Temporal in Production - Support and Upgrade

Hi!

Am a bit lost with finding information about which versions of the underlying technologies are needed, and what the upgrade path and support span is. Is there maybe sort of a matrix for that?

As example: Which versions of Elasticsearch are required? What happens if Elasticsearch releases upgrades that might be incompatible with Temporal? What is the upgrade path in such a case? Would you provide instructions/tools for doing the mapping/schema upgrades or reindexes between major versions of Elasticsearch? How soon would you provide these? Asking because that would decide whether we need a separate Elasticsearch cluster to not be blocked with other applications on the same cluster. Also conversely, how long would you support older Elasticsearch versions with Temporal?

So pretty much this set of questions as far as applicable, but for all underlying infrastructure, like MySQL, Kafka, Zookeeper, Grafana, etc.

I wouldn’t feel comfortable just relying on whatever gets delivered with the “batteries included” Helm chart, because I’m not really sure how the underlying 3rd parties the Helm chart sucks in handle all of this. Upgrading MySQL or Elasticsearch usually involves for us a measure of application code adjustments, and I fear we might end up with a logjam if we have little control over these underlying building blocks. Or would you expect all of this to happen seamlessly with future versions of Temporal and its Helm chart and I’m overthinking this?

Thanks
Stephan

1 Like

Hi

Temporal server only support 1.n.x -> 1.n+1.x upgrade path.

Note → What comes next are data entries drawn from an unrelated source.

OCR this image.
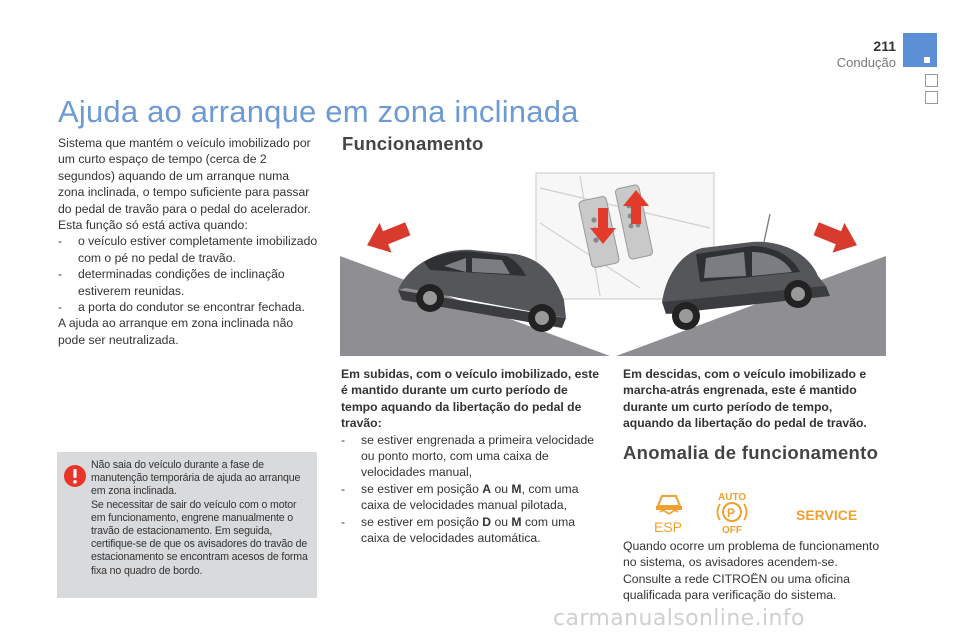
211
Condução
Ajuda ao arranque em zona inclinada

Sistema que mantém o veículo imobilizado por um curto espaço de tempo (cerca de 2 segundos) aquando de um arranque numa zona inclinada, o tempo suficiente para passar do pedal de travão para o pedal do acelerador.

Esta função só está activa quando:

- o veículo estiver completamente imobilizado com o pé no pedal de travão.
- determinadas condições de inclinação estiverem reunidas.
- a porta do condutor se encontrar fechada.

A ajuda ao arranque em zona inclinada não pode ser neutralizada.

Não saia do veículo durante a fase de manutenção temporária de ajuda ao arranque em zona inclinada.
Se necessitar de sair do veículo com o motor em funcionamento, engrene manualmente o travão de estacionamento. Em seguida, certifique-se de que os avisadores do travão de estacionamento se encontram acesos de forma fixa no quadro de bordo.
Funcionamento

Em subidas, com o veículo imobilizado, este é mantido durante um curto período de tempo aquando da libertação do pedal de travão:

- se estiver engrenada a primeira velocidade ou ponto morto, com uma caixa de velocidades manual,
- se estiver em posição A ou M, com uma caixa de velocidades manual pilotada,
- se estiver em posição D ou M com uma caixa de velocidades automática.

Em descidas, com o veículo imobilizado e marcha-atrás engrenada, este é mantido durante um curto período de tempo, aquando da libertação do pedal de travão.

Anomalia de funcionamento
ESP
AUTO
P
OFF
SERVICE
Quando ocorre um problema de funcionamento no sistema, os avisadores acendem-se. Consulte a rede CITROËN ou uma oficina qualificada para verificação do sistema.
carmanualsonline.info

You can find the dependencies used by Temporal server here: https://docs.temporal.io/docs/server-versions-and-dependencies

We generally recommend using helm for dev / test setup up only.

BTW, beginning from 1.5.x (to be released within few days), Kafka / Zookeeper will no long be the hard dependency of temporal.
Ref: https://github.com/temporalio/temporal/pull/988

Wenquan_Xing, thank you very much for the info, much appreciated! Also great plan to eliminate dependencies!

Was news to me that you wouldn’t recommend helm for Prod. What would you recommend to use in Prod then? Because the Docker-compose seems also to be recommended for local standalone use only.

Currently there is no official recommended solution yet.

You can use helm template to generate the necessary k8s yaml files for now.

ok, thanks. I hope you guys don’t take this the wrong way, I just want to show you how I as an outsider experience your documentation, and where I get stuck. Here is one place:

The membership section controls the following membership layer parameters

That’s from the “Configuration Reference”. Now I have no clue what the “membership layer” is, so I would expect to find it in “System Architecture”. But it’s not there. What is there instead is the info that

A common Temporal-based application consists of a Temporal service, Workflow and Activity workers, and external clients.

And the diagram below says there is a “Matching Service” and a “History Service” underneath the frontend. So I go back to the “Configuration Reference” to have a look how that is configured, in the hope to get some indication what they are, and what they’re there for, but I can’t find anything about them there.

So I go back to the next sentence in “System Architecture”:

Note that both types of workers as well as external clients are roles and can be collocated in a single application process if necessary.

And I ask myself, what roles are these (a very widely used term), and why would I or would not want to have them collocated in a single application process, and why could it be necessary or not, and what is an application process anyways in this context? Also not defined in the Glossary.

And just to make it clear, this is just one example of many such questions that come up constantly when I read it, I’m not expecting answers to these particular questions. Please don’t get angry at me, but please take it as a piece of open feedback instead: your documentation is useless for its intended purpose. I get the “Contribute nothing, expect nothing” aspect here, I thought the least I can do is give you feedback through the lens of an infrastructure guy coming in from the outside.

2 Likes

Great feedback, we really appreciate it!

1 Like

Could you pls provide some suggestions on externalizing the Cassandra and ES from the temporal cluster?

Is there any update on the official recommendation for PROD deployment?